National Pavilion UAE - Cultural Charged Fragments – by Nidal Touma
  • Cultural Charged Fragments – by Nidal Touma

    Review of: Sharjah Biennial 11


    Sharjah Art museum  /  First section  /  hall 4.1.  1. – 12.

    Exhibited artists: Saadane Afif, Ammar Al Attar, Mouneer Al Shaarani, Burak Arikan, Yu-ichi Inoue, Khaled Jarrar, Taus Makhacheva, Hassan Massoudy, Wissam Shawkat, Shahzia Sikander, Eduardo Terrazas, Charwei Tsai.

    “Cultural elements” are a basic component of every civilization’s cultural legacy; they play an important role in the social life of people, and act on the level of conscious as well as collective-unconscious to form the cultural identity of societies.

    Arabic calligraphy, Chinese ideograms, colors of popular crafts, sounds of sacred beliefs, traditional furniture, local prayer rooms… etc. can all be considered as “cultural elements” that are present in the popular life of certain societies.

    At the first halls of  Sharjah art museum -where part of the Biennial is taking place-  the curator Yogo Hasegawa is demonstrating the importance of some everyday’ s “cultural elements”, and trying to  emphasize the concept of similarity in value of those elements, and the parallel contribution they play in the cultural legacy of many civilizations if not all.

    Hasegawa chose to exhibit artists whose works dwell basically on the notion of popular legacy –found in the “cultural elements”- and pairing this legacy with a modern artistic use of these elements.

    In other words the exhibited artists are using the “cultural elements” as fragments; charged with a profound popular-culture-character. To add a new depth to the composition, and democratizes the artwork by adding a popular aspect to it.

    The modern artistic style of coupling fixed “cultural elements”, with their innovative use can be looked at as developing a personal treatise for each of the featured artists, and can -itself- form the common language of dialogue at the exhibition’s arena of learning and critical thinking, where new awareness and interaction among civilizations is sought & attained, and the core theme of the Biennial; “the courtyard’s dialogue” is realized.

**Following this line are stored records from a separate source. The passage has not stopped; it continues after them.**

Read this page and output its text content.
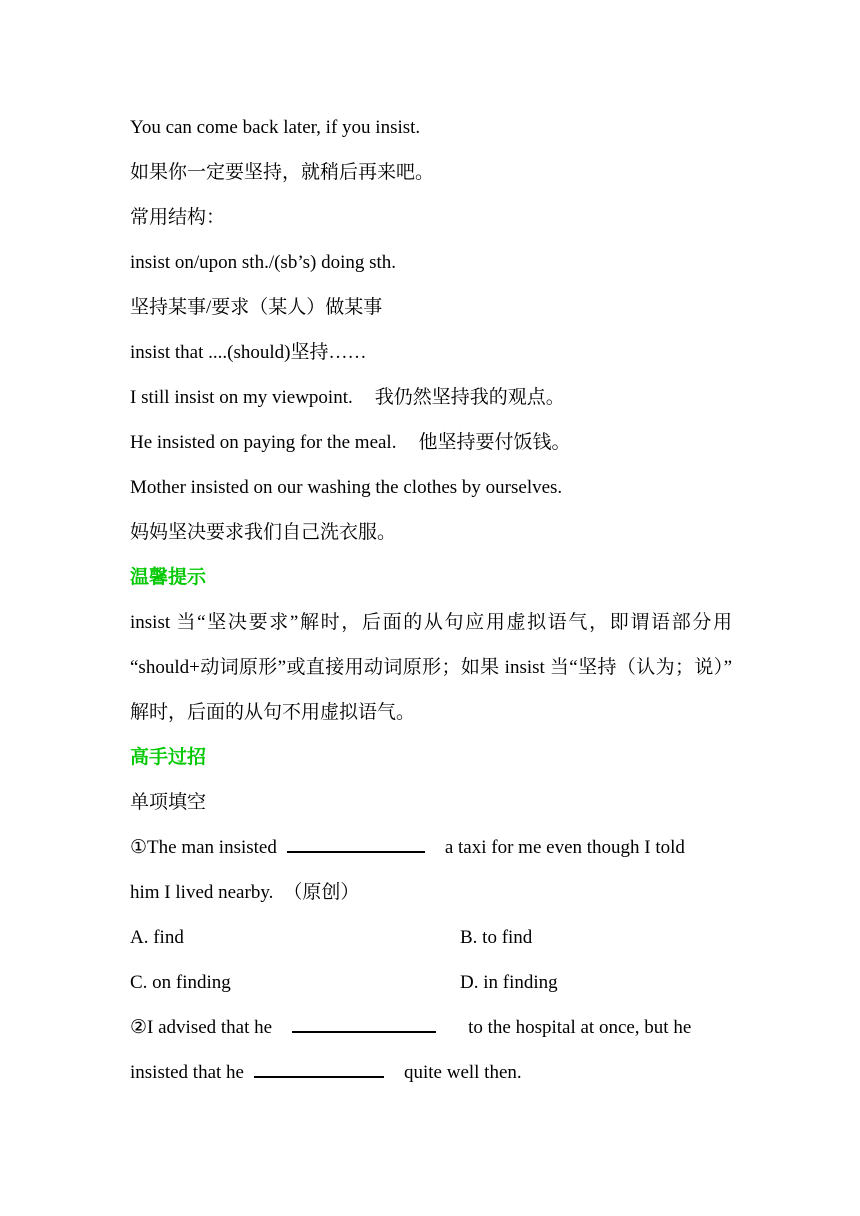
You can come back later, if you insist.
如果你一定要坚持，就稍后再来吧。
常用结构：
insist on/upon sth./(sb’s) doing sth.
坚持某事/要求（某人）做某事
insist that ....(should)坚持……
I still insist on my viewpoint. 我仍然坚持我的观点。
He insisted on paying for the meal. 他坚持要付饭钱。
Mother insisted on our washing the clothes by ourselves.
妈妈坚决要求我们自己洗衣服。
温馨提示
insist 当“坚决要求”解时，后面的从句应用虚拟语气，即谓语部分用
“should+动词原形”或直接用动词原形；如果 insist 当“坚持（认为；说）”
解时，后面的从句不用虚拟语气。
高手过招
单项填空
①The man insisted	a taxi for me even though I told
him I lived nearby. （原创）
A. find	B. to find
C. on finding	D. in finding
②I advised that he	to the hospital at once, but he
insisted that he	quite well then.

    The curation method of exhibiting these creative artworks through the existing museology -characterized by oriental interior-decor for ceilings of the central aisle, semi-zenithal natural light in addition to artificial direct spotlights, modest white walls, and austere grey floors-  gives the visitor some opportunity to discover the message behind this section of the exhibition, though it may not be very clear for the inexperienced visitor, especially with the absence of a clear narration on a standard guided tour, nor through the exhibition catalogue.

    However the visitor can still enjoy the works of an array of prominent modern artists from the Arab World as well as Far East and South America, about whom we can find ample amount of information in the exhibition catalogue.

    And finally the question of logistics and visitor access to the exhibition spaces remain an issue of concern in Sharjah, though several arrangements were made to act upon this point and facilitate a pleasant visiting experience, e.g. the fact that the Biennial is held at 4 different areas shall tackle this issue in a convenient manner.

    I really enjoyed visiting the Sharjah 11th Biennial, and I strongly advise those of you who still haven’t to go  spend a day there visiting the Biennial and discovering the deep-rooted art scene in Sharjah. The Biennial will last till the 13th of May.